Hence, although there might be a slight short-term benefit for eculizumab treatment in our cohort, we neither observe improved long-term outcomes in patients treated with eculizumab, nor overrepresentation of patients receiving eculizumab treatment in patients in stable vs negative outcomes. In conclusion, we do not detect improved or stabilized kidney function in patients treated with eculizumab for C3G.

Discussion

Although we observe a minor trend for improved kidney function early after eculizumab treatment initiation, we fail to observe improved outcomes in later timepoints. This is not unexpected, as eculizumab targets assembly of the MAC complex in the final cascade of the complement pathway. While this mode of action may be effective in acute glomerular inflammation, exemplified by the improved early response to eculizumab reported by previous studies [23, 28, 29, 33, 38], and the renal response to eculizumab re-initiation in patient C3G3, it has no effect on C3 convertase dysregulation and does not inhibit glomerular complement C3 deposition in animal models [39]. This might explain the mixed treatment efficacy in C3G reported here and elsewhere [14, 18,19,20,21,22,23,24,25,26,27,28,29,30,31]. Disease progression is vastly heterogenous in our study population, ranging from gradual decline in kidney function (cases C2G2, 3, 5–7, 9, 10) with eculizumab treatment, to relapsing disease upon discontinuation of eculizumab in case C3G1 and C3G3, to stable disease (case C3G14), or declining kidney function (case C3G13) with supportive therapy or after eculizumab discontinuation (case C3G4).

Collectively, these data demonstrate that efficacy of eculizumab treatment in C3G is questionable. While we stress that eculizumab treatment can be successful in patients with glomerular inflammation, its efficacy in slowly progressive disease seems to be limited. As observed here (cases C3G1, 2, 3, 5, 8, 9, 11) and elsewhere, C3 glomerulopathy is a systemic disease with relapse rates of up to 60% in allografts [9, 10]. Hence, close clinical monitoring is crucial.

We and others [7, 33, 40] observe age at diagnosis to be a risk factor for disease progression.
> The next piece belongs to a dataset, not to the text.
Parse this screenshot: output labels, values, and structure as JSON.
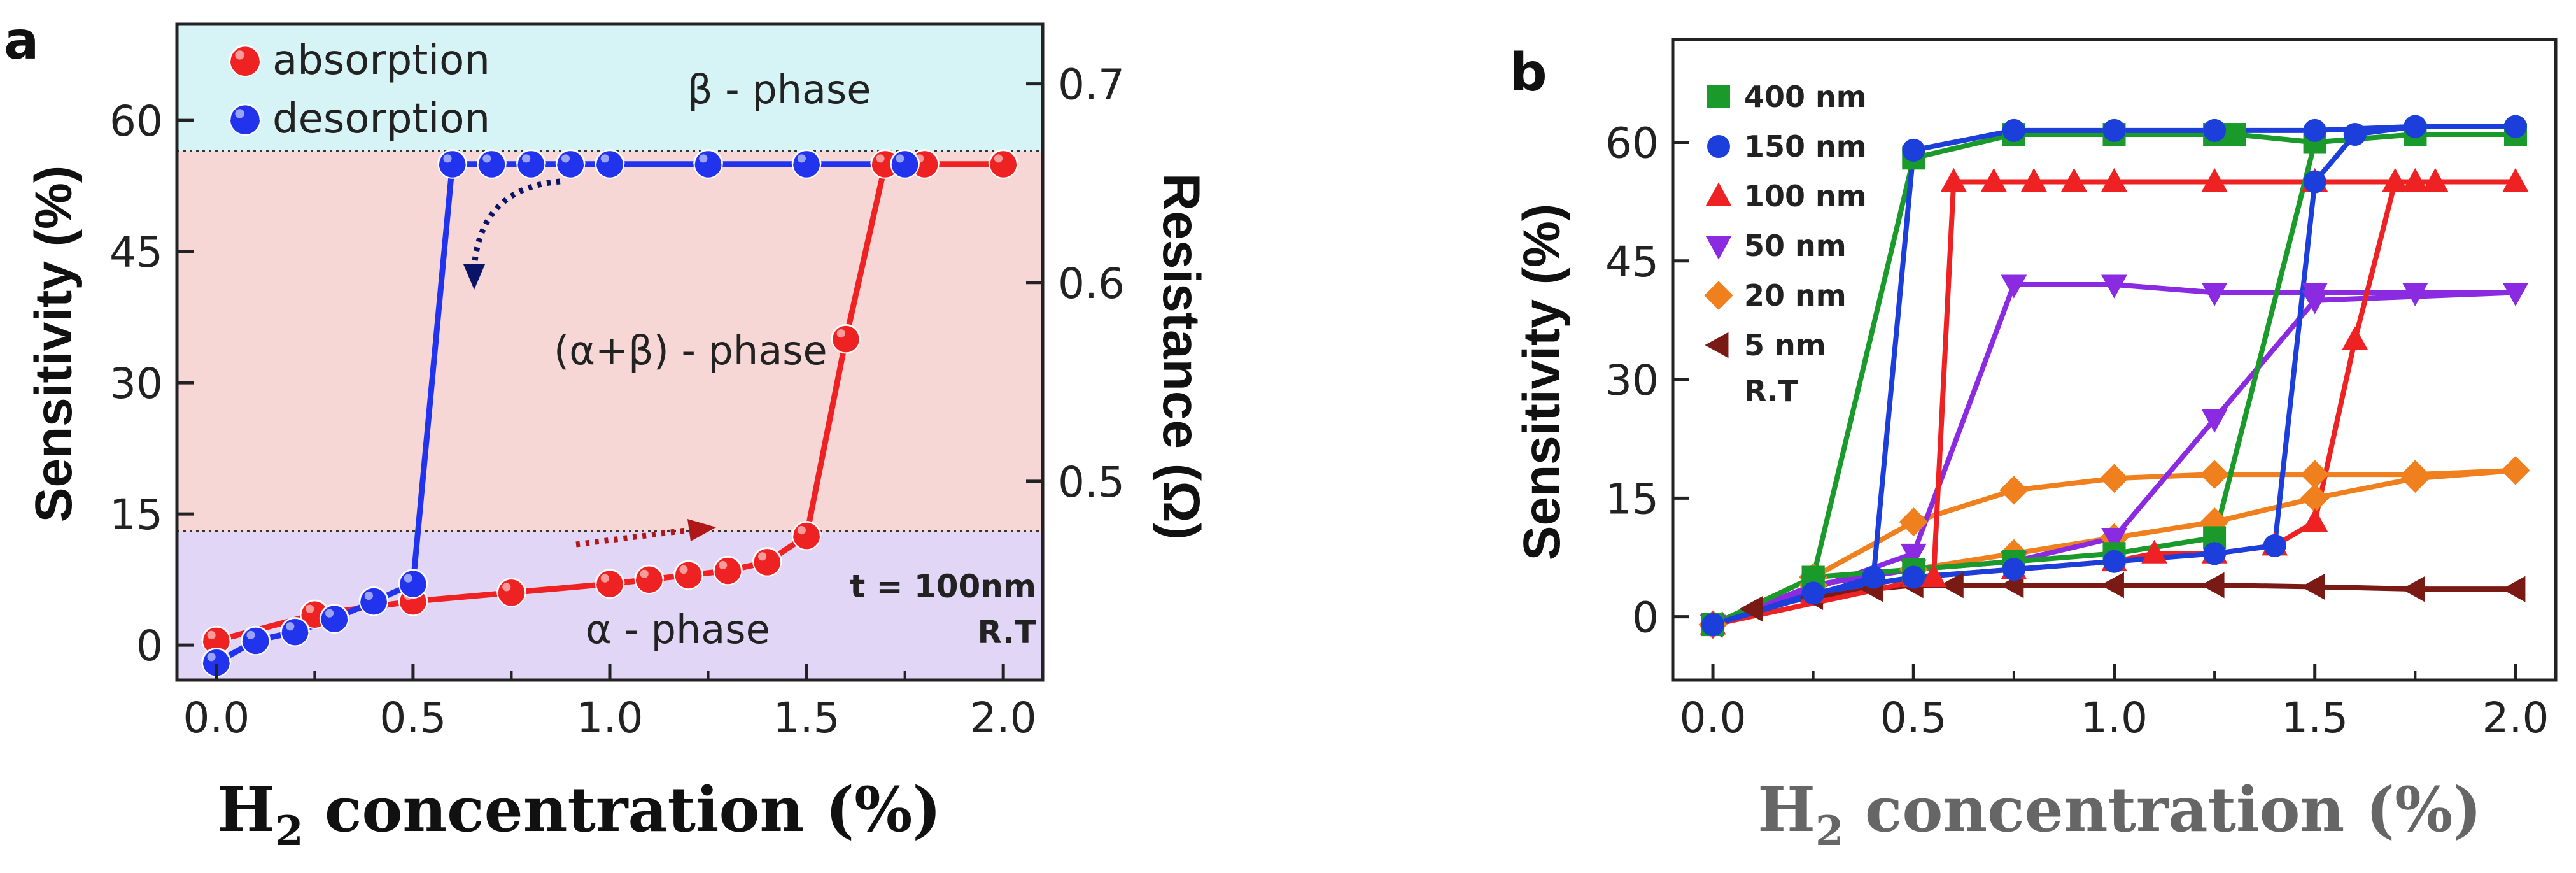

Other disease parameters, such as proteinuria, serum albumin levels, and hematuria were difficult to interpret due to rare testing. Thus, standardized follow-up in larger cohorts will be necessary to obtain conclusive results. Of note, hematuria was evaluated semi-quantitatively using dipstick measures. Thus, results for hematuria outcomes should be interpreted with caution. As nephrotic range proteinuria commonly leads to accelerated loss of immunoglobulins [41], it may also lead to accelerated elimination of eculizumab. Thus, eculizumab levels should be quantified regularly to avoid underdosing in these patients.

This study has several limitations, the major being the retrospective character and the lack of standardized follow-up, and a heterogenous population with both native kidneys and kidney grafts, as well as a small control cohort receiving SoC. Additionally, the multitude of therapeutic approaches prior to, or in parallel with eculizumab treatment complicate the interpretation. We underline the need to prospectively collect data of patients with C3G.

In conclusion, C5 blockage by eculizumab might be a therapeutic option for acute progressive disease with glomerular inflammation, but its efficacy in chronic progressive C3 glomerulopathy seems to be limited. Novel therapeutic agents targeting the C3 convertase are currently tested in clinical studies. These new therapies might transform the treatment of this complex rare disease.